An estimated 350 million people are suffering from diabetes worldwide, says an international study published in The Lancet medical journal.

world Updated: Jun 27, 2011 00:04 IST

An estimated 350 million people are suffering from diabetes worldwide, says an international study published in The Lancet medical journal.

Researchers from Imperial College London and Harvard University analysed data from 2.7 million people, aged 25 and over, across every continent, using statistical techniques to project a worldwide figure, to estimate diabetes prevalence.

They claim the total number of people with diabetes, which can be fatal, has risen from 153 million to 347 million in the past three decades, considerably higher than a 2009 estimate of 285 million. Across the three decades, the proportion of men with diabetes rose by 18% from 8.3% to 9.8%. The proportion of women with diabetes increased even sharper, from 7.5% to 9.2%, an increase of 23%.

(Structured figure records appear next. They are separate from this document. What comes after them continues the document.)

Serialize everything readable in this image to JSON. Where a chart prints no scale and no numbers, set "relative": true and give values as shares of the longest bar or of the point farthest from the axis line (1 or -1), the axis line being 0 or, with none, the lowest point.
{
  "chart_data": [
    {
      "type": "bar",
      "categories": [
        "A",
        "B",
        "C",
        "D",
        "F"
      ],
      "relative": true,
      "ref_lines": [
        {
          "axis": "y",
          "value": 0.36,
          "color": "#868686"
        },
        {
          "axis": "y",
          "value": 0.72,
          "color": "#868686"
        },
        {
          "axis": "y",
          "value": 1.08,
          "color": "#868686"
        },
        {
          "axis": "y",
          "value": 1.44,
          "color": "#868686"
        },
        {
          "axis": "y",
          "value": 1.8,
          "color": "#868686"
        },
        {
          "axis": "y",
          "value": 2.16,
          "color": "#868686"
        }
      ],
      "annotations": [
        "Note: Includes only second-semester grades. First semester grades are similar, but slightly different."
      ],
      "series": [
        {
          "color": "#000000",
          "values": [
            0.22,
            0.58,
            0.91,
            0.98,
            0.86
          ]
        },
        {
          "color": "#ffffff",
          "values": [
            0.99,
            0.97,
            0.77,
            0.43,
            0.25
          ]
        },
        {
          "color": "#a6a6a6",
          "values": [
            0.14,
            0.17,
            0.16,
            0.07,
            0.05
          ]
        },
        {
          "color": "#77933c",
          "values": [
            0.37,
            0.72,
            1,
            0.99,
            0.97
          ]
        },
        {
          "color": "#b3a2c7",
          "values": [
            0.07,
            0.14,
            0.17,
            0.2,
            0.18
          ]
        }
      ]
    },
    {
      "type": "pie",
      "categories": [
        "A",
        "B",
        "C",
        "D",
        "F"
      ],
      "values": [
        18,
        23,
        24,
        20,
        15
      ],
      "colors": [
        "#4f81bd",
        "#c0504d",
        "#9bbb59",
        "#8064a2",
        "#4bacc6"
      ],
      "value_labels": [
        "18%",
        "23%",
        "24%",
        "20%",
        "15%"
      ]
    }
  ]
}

Prof Majid Ezzati of Imperial College London, the lead researcher, said, "Diabetes is one of the biggest causes of morbidity (illness) and mortality worldwide." "Our study has shown that diabetes is becoming more common across the world. This is in contrast to blood pressure and cholesterol, which have both fallen in many regions. Diabetes is much harder to prevent and treat."

Every region of the planet has seen a rise in the disease prevalence, says the study, which was carried out in conjunction with the World Health Organisation (WHO).

Diabetes is the result of poorly controlled sugar levels in the blood, and it can lead to serious complications such as damage to the kidneys, blindness, nerve damage, heart disease and limb loss.